Climate change is real. The stakes are high and the time is short. In Maryland, we just have to think about last week's sweltering weather to get a look into our future. In 50 years, it could be a rare summer day when temperatures in Maryland do not reach well into the 90s, with high humidity and warm nights. Most days would have code orange air quality or worse as the heat raises ozone levels, even as we are reducing air pollution. While we typically experience only two or three days when temperatures exceed 100 degrees, this would likely grow to 30 or more days, with life-threatening heat waves punctuated by intense downpours and flash flooding. These are just the patterns that climate scientists anticipate.
The science is clear: Climate change is occurring, is primarily due to human activities, and poses serious risks. Recent analysis reveals that 97 percent of the relevant scientific literature is consistent with this conclusion. Legitimate scientific debate continues over the rates and complex processes of human-caused climate change, but not its reality and its risks.
Heat waves; crop failures; drastic changes in our forests and fauna; and higher storm surges and inundation of coastal wetlands, communities and infrastructure are but some of the many consequences of climate change that Maryland will face. To avoid the worst of these consequences, the global emissions of greenhouse gases must be reduced sharply over the next 30 years.
More than four years ago, I was invited by the National Academy of Sciences to join a group of distinguished scientists, engineers and business leaders in an assessment of "America's climate choices." We were asked to develop reasoned choices about how the United States could limit the magnitude of climate change, adapt to the effects of unavoidable changes, advance the science and inform effective responses.
As we began, we felt that we might be too late in providing our advice. That summer, the House of Representatives passed the American Clean Energy and Security Act — with its cap-and-trade provisions — and it looked like we would reach global agreement on reducing the emission of heat-trapping, greenhouse gases at the end of 2009 in Copenhagen. Both efforts ultimately failed, and when the National Academy completed its five-volume report in 2011, America's climate choices remained yet to be made. Two years later, they still await our attention.
Fortunately, Maryland had already begun making its climate choices. Five months after assuming office in 2007, Gov. Martin O'Malley created the Maryland Climate Change Commission and charged it with developing an action plan to begin reducing greenhouse gas emissions to limit the magnitude of climate change and develop steps to adapt to the changes that lie ahead. He directed that Maryland's approach take advantage of the tremendous economic opportunities in the energy transition that would outweigh short-term costs.
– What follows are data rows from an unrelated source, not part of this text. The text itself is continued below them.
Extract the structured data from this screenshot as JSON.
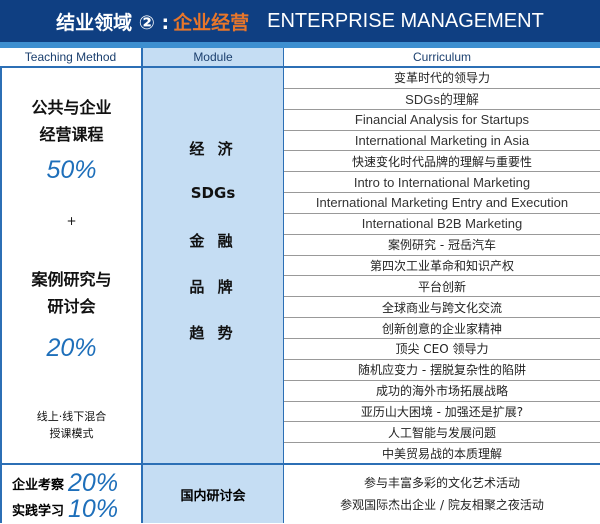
{
  "title": {
    "prefix": "结业领域 ② :",
    "highlight": "企业经营",
    "english": "ENTERPRISE MANAGEMENT"
  },
  "headers": {
    "method": "Teaching Method",
    "module": "Module",
    "curriculum": "Curriculum"
  },
  "method": {
    "course_line1": "公共与企业",
    "course_line2": "经营课程",
    "course_pct": "50%",
    "plus": "+",
    "case_line1": "案例研究与",
    "case_line2": "研讨会",
    "case_pct": "20%",
    "mixed_line1": "线上·线下混合",
    "mixed_line2": "授课模式"
  },
  "modules": [
    "经 济",
    "SDGs",
    "金 融",
    "品 牌",
    "趋 势"
  ],
  "curriculum": [
    "变革时代的领导力",
    "SDGs的理解",
    "Financial Analysis for Startups",
    "International Marketing in Asia",
    "快速变化时代品牌的理解与重要性",
    "Intro to International Marketing",
    "International Marketing Entry and Execution",
    "International B2B Marketing",
    "案例研究 - 冠岳汽车",
    "第四次工业革命和知识产权",
    "平台创新",
    "全球商业与跨文化交流",
    "创新创意的企业家精神",
    "顶尖 CEO 领导力",
    "随机应变力 - 摆脱复杂性的陷阱",
    "成功的海外市场拓展战略",
    "亚历山大困境 - 加强还是扩展?",
    "人工智能与发展问题",
    "中美贸易战的本质理解"
  ],
  "bottom": {
    "visit_label": "企业考察",
    "visit_pct": "20%",
    "practice_label": "实践学习",
    "practice_pct": "10%",
    "module": "国内研讨会",
    "items": [
      "参与丰富多彩的文化艺术活动",
      "参观国际杰出企业 / 院友相聚之夜活动"
    ]
  }
}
The work of the Maryland Climate Change Commission led to the passage of the Greenhouse Gas Reduction Act in 2009. The act required the development of a plan to reduce Maryland's greenhouse gas emissions 25 percent by 2020 while increasing jobs and economic development. Working together with other recent state laws regulating carbon dioxide emissions from coal-burning power plants and auto emissions, requiring energy efficiency, and facilitating offshore wind and other renewable energy, the plan has already allowed Maryland to reduce its greenhouse gas emissions by 7 percent, placing our ambitious goal within reach.
Under the O'Malley administration, efforts have been instituted to track and reduce emissions from state government, including public universities and colleges. Planning has also been under way to adapt to changes in sea level, temperature and extreme events that accompany climate change. Such preparation includes diverse sectors, such as public health and safety, agriculture, public lands, transportation and Chesapeake Bay restoration. As part of this broad approach to being smart about climate, we are working to integrate climate literacy into new science and environmental standards in our schools to better equip our young citizens to deal with the choices that lie ahead.
While Maryland contributes just a small part of the world's greenhouse gas emissions, they are twice as large per capita as for the average European. Furthermore, as the United States' wealthiest, best-educated, and arguably most scientifically adept state, we have a special opportunity and a responsibility to lead the nation and the world by our own example and ingenuity. Quite simply: If we don't who will?
The Climate Action Plan for the nation that President Barack Obama announced this summer provides a needed boost for the state's efforts by cutting carbon pollution from power plants, building a 21st century transportation sector, and reducing emissions of greenhouse gases other than carbon dioxide. It also presents an opportunity for Maryland to exercise its leadership in showing how to build stronger and safer communities and infrastructure, protect our economy and natural resources, and use sound science.
Maryland's final plan, which Governor O'Malley will release at the Maryland Climate Change Summit on Thursday, is about better choices and better results for Maryland. It is about acting to limit climate change, being resilient to the changes that come, and educating young people so that they can make wise choices in the future. And it is gratifying to me that it has been about listening to science.